Os números superlativos do "BBB 21" e a vitória da paraibana-fenômeno Juliette Freire mostram os dois lados dessa moeda —nossa sanha punitiva eliminou os vilões com índices de rejeição quase unânimes, assim como premiou a vencedora com uma porcentagem jamais vista: o humor, a bondade, a resiliência foram agraciados com R$ 1,5 milhão em mais de 90% de aprovação.
A sede do país por justiça e que bons valores prevaleçam está mais do que evidente nesse resultado. Mas, agora que o "BBB" acabou, nossa avidez precisa ser direcionada para algo que nos dê o mesmo nível de satisfação e clareza moral. Ao invés de perseguir pessoas de verdade com defeitos e qualidades que toparam participar de um reality show, podemos nos refugiar na ficção. Em um universo com pouca ambiguidade, onde bem e mal estejam expostos com clareza, e que reflita os anseios de ordem da nação com uma catarse sanguinolenta que coloque toda a ruindade do mundo no seu lugar.
E apenas filmes e séries em que fascistas e nazistas são mortos por justiceiros nos proporcionam isso.
Mas não é qualquer filme, série ou livro: o brasileiro vive uma grande sessão repetida de "Jojo Rabbit": acha que o nazista é seu amigo, mas é tudo imaginação. No fim das contas, eles matam sua mãe e você fica órfão no meio da guerra. Não sejam Jojo Rabbit.
Os filmes e séries que punem os malvados como eles merecem são os conteúdos mais bonitos e aspiracionais que podemos consumir em tempos em que o presidente do país recusa 11 vezes a oferta de vacinas, faz um caixa de R$ 3 bilhões para comprar deputados, tem os filhos investigados por ligação com a assassina milícia carioca e que é investigado em uma CPI por agir diretamente para a morte dos seus cidadãos.
Já que o congresso não avança com o impeachment - que seria o processo institucional para o tipo de crime que Bolsonaro é investigado - é justo que o cidadão comum possa se divertir com um pouco de justiça retroativa. Aqui vão as minhas dicas para uma maratona politizada e deliciosamente catártica:
'HUNTERS' (AMAZON PRIME VÍDEO)
A série une duas grandes paixões: estética dos anos 1970 e nazistas se lascando. Com uma trilha sonora deliciosa, e flertes com o cinema exploitation, um grupo de caçadores de nazistas descobre uma conspiração de seguidores do fürer que pretende reconstruir o terceiro reich. A série também acerta ao ficcionalizar a operação paperclip, em que governo norte-americano perdoava cientistas nazistas para que eles trouxessem tecnologia para os EUA.

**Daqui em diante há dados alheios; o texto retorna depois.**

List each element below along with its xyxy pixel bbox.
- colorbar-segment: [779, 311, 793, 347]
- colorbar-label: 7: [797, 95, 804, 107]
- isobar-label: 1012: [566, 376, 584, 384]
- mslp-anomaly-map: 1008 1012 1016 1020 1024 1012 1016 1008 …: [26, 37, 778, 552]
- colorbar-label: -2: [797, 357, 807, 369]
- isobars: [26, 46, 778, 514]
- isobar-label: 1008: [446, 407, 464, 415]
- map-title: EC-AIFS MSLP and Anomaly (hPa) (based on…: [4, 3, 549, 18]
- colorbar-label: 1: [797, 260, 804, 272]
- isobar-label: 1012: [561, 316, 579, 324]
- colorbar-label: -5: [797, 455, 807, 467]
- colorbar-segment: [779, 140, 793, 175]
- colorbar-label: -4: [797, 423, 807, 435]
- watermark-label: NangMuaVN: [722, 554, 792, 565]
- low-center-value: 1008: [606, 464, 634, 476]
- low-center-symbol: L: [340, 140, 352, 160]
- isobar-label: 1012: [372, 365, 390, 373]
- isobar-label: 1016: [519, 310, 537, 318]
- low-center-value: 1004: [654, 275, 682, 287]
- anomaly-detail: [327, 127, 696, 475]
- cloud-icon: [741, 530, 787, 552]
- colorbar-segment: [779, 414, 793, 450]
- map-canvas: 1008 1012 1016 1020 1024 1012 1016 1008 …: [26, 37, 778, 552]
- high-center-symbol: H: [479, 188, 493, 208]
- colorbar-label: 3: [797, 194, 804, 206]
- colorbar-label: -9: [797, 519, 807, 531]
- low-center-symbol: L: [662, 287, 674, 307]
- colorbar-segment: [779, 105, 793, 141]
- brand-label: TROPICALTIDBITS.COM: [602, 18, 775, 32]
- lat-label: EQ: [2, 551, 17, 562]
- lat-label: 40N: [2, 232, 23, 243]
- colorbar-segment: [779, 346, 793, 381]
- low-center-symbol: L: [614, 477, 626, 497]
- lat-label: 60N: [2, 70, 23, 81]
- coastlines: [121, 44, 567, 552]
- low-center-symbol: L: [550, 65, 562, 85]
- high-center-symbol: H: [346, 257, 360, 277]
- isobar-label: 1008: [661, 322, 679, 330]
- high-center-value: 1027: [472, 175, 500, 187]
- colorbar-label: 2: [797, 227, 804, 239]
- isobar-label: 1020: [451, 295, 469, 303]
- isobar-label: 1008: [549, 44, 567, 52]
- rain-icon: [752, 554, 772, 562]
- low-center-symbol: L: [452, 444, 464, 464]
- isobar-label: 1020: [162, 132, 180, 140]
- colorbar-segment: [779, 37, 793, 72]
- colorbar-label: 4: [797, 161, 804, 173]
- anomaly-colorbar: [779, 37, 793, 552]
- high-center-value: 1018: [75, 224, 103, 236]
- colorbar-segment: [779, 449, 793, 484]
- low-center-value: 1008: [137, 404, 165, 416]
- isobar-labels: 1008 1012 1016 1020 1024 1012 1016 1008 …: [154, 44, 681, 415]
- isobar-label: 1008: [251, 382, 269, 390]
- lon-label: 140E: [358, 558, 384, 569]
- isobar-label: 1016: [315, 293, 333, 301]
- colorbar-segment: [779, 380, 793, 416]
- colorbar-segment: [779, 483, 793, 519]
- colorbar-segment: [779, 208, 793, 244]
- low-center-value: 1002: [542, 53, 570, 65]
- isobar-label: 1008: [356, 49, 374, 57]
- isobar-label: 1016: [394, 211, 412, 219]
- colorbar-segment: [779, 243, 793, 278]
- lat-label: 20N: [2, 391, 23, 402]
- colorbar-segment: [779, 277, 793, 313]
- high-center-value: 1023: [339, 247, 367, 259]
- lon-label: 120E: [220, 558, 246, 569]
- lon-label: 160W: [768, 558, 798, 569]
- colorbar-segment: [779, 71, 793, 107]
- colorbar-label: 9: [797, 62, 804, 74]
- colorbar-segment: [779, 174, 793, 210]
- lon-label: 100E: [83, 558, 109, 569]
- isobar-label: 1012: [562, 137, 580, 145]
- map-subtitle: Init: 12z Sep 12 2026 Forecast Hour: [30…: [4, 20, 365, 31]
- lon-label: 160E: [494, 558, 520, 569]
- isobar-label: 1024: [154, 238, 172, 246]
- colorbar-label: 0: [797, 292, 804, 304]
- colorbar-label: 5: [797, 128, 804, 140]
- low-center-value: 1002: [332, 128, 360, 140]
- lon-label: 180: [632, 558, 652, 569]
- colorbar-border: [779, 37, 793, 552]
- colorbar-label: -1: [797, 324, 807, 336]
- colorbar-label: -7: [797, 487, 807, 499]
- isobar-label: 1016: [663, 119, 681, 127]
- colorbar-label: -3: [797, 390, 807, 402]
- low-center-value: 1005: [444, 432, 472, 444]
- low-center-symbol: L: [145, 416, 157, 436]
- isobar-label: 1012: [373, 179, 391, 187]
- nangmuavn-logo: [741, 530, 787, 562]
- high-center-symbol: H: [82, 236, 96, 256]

'BASTARDOS INGLÓRIOS' (GLOBOPLAY)
Um dos últimos filmes bons do cineasta Quentin Tarantino e tudo o que precisamos nesses tempos. Um grupo de caçadores de nazistas liderado pelo Brad Pitt no auge do sex appeal vai deixando um rastro de corpos por onde passa. Violência fílmica bem aplicada e com um final quente, proporcionado por Shoshana, uma jovem judia proprietária de um cinema. Quem não aplaudiu tá morto por dentro.
'A QUEDA' (AMAZON PRIME VIDEO)
Um dos filmes mais memeficados de todos os tempos —a cena em que Hitler surta sabendo que perdeu e que os soviéticos estão marchando para a vitória é impagável. Além disso, a lembrança que os comunistas salvaram a Europa do nazismo é gostosa demais e não é todo dia que podemos assistir essas cenas com uma fotografia perfeita e atuações sublimes, que foram premiadas em festivais de cinema no mundo inteiro.
'O LABIRINTO DO FAUNO' (disponível para aluguel em diversas plataformas)
O pesadelo de toda garotinha é que sua mãe arranje um padrasto malvado. Mas quando seu padrasto é um general da ditadura franquista sádico e assassino todas as expectativas são superadas. Ophelia tenta salvar a si mesma e ao irmão recém nascido com uma das armas mais poderosas que existem para vencer a violência: a imaginação.
BÔNUS TRACK:
Os brasileiros também têm ficcionalizado o fim do fascismo com alegorias diversas. "Bacurau", de Kléber Mendonça é o último deles, e o faroeste final com imperialistas tombando e sangrando fez cinemas Brasil afora aplaudirem de pé. Já na música, Billy Crocanty lançou recentemente "Gliter" nos streamings, sobre o arrependimento de quem não enxergou a avalanche de violência que vinha com a eleição de 2018.